When r = 2 we need to add in the possibility of each bond being cut twice if that option is selected, i.e. so that A-B becomes ‘key’ A-*.B-* with value *-* – so in addition to the nCr combinations from above we need to add a further r combinations. The example has 8 cuttable bonds, which give for 2 cuts 8 + 8!/(6!2!) = 28 + 8 = 36 – which is not the behaviour the node is showing – see below!

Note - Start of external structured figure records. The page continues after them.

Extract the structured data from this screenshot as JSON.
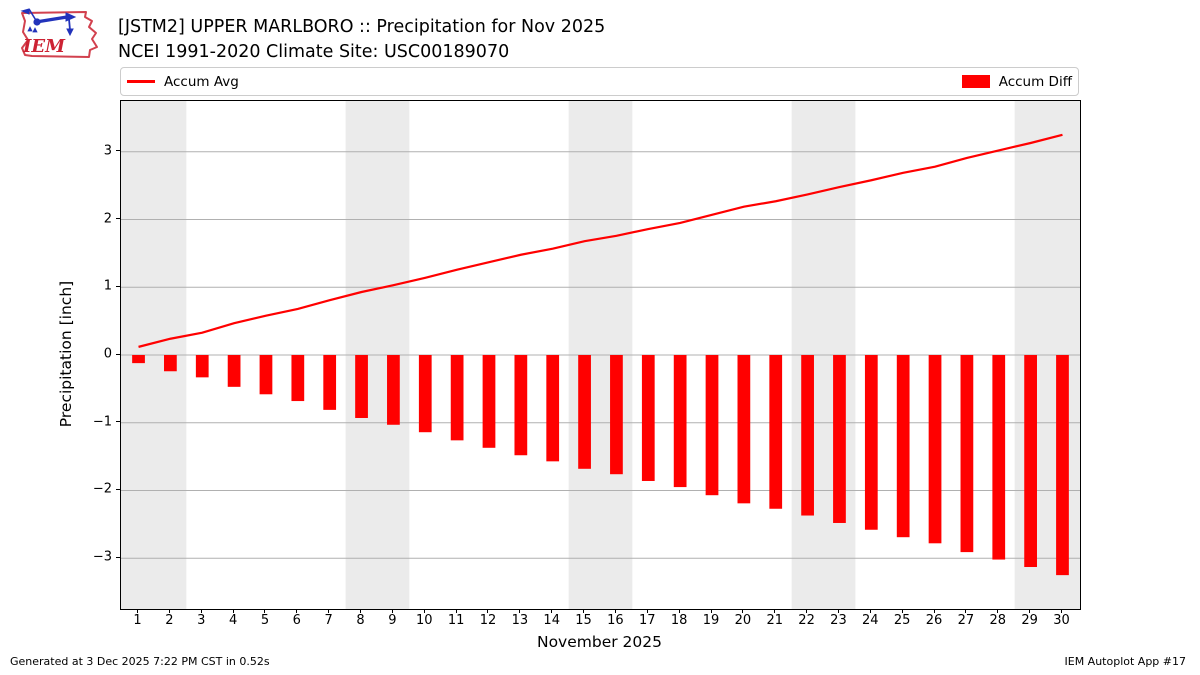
{
  "header": {
    "title_line1": "[JSTM2] UPPER MARLBORO :: Precipitation for Nov 2025",
    "title_line2": "NCEI 1991-2020 Climate Site: USC00189070",
    "logo_text": "IEM"
  },
  "legend": {
    "items": [
      {
        "label": "Accum Avg",
        "swatch": "line",
        "color": "#ff0000"
      },
      {
        "label": "Accum Diff",
        "swatch": "patch",
        "color": "#ff0000"
      }
    ]
  },
  "footer": {
    "left": "Generated at 3 Dec 2025 7:22 PM CST in 0.52s",
    "right": "IEM Autoplot App #17"
  },
  "chart_data": {
    "type": "bar",
    "title": "[JSTM2] UPPER MARLBORO :: Precipitation for Nov 2025",
    "subtitle": "NCEI 1991-2020 Climate Site: USC00189070",
    "xlabel": "November 2025",
    "ylabel": "Precipitation [inch]",
    "x": [
      1,
      2,
      3,
      4,
      5,
      6,
      7,
      8,
      9,
      10,
      11,
      12,
      13,
      14,
      15,
      16,
      17,
      18,
      19,
      20,
      21,
      22,
      23,
      24,
      25,
      26,
      27,
      28,
      29,
      30
    ],
    "series": [
      {
        "name": "Accum Avg",
        "type": "line",
        "color": "#ff0000",
        "values": [
          0.12,
          0.24,
          0.33,
          0.47,
          0.58,
          0.68,
          0.81,
          0.93,
          1.03,
          1.14,
          1.26,
          1.37,
          1.48,
          1.57,
          1.68,
          1.76,
          1.86,
          1.95,
          2.07,
          2.19,
          2.27,
          2.37,
          2.48,
          2.58,
          2.69,
          2.78,
          2.91,
          3.02,
          3.13,
          3.25
        ]
      },
      {
        "name": "Accum Diff",
        "type": "bar",
        "color": "#ff0000",
        "values": [
          -0.12,
          -0.24,
          -0.33,
          -0.47,
          -0.58,
          -0.68,
          -0.81,
          -0.93,
          -1.03,
          -1.14,
          -1.26,
          -1.37,
          -1.48,
          -1.57,
          -1.68,
          -1.76,
          -1.86,
          -1.95,
          -2.07,
          -2.19,
          -2.27,
          -2.37,
          -2.48,
          -2.58,
          -2.69,
          -2.78,
          -2.91,
          -3.02,
          -3.13,
          -3.25
        ]
      }
    ],
    "xlim": [
      0.45,
      30.55
    ],
    "ylim": [
      -3.75,
      3.75
    ],
    "yticks": [
      -3,
      -2,
      -1,
      0,
      1,
      2,
      3
    ],
    "yticklabels": [
      "−3",
      "−2",
      "−1",
      "0",
      "1",
      "2",
      "3"
    ],
    "grid": true,
    "bar_width": 0.4,
    "weekend_bands": [
      [
        0.45,
        2.5
      ],
      [
        7.5,
        9.5
      ],
      [
        14.5,
        16.5
      ],
      [
        21.5,
        23.5
      ],
      [
        28.5,
        30.55
      ]
    ],
    "band_color": "#ebebeb",
    "grid_color": "#b0b0b0",
    "legend_position": "top"
  }
}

The caveat is that this approach will sometimes over-estimate molecular complexity when there is symmetry. Suppose an example SMILES string Fc1ccc(C(F)(F)F)cc1 and the situation where we are only making cuts at bonds to F – there are 4 such bonds (i.e. n = 4), and so this method estimates for 2 cuts that there are 4 + 4!/(2!2!) = 4 + 6 = 10 combinations. However, in reality, three of the C-F bonds are symmetrically identical and so the actual fragmentations would be one ‘double cut’ to the Ar-F bond, one ‘double cut’ to the ArC(F)(F)F (not 3 cuts to each F separately), one with a cut to Ar-F and a cut to a CF3 C-F bond, and one with 2 cuts to 2 separate CF3 group C-F bonds – i.e. 4 fragmentations. Clearly this is not ideal, but the filter was intended to be a rough filtering step to avoid pathological failures in a workflow.

Hopefully the above clarifies.

Steve

system · August 16, 2023, 4:36pm

This topic was automatically closed 90 days after the last reply. New replies are no longer allowed.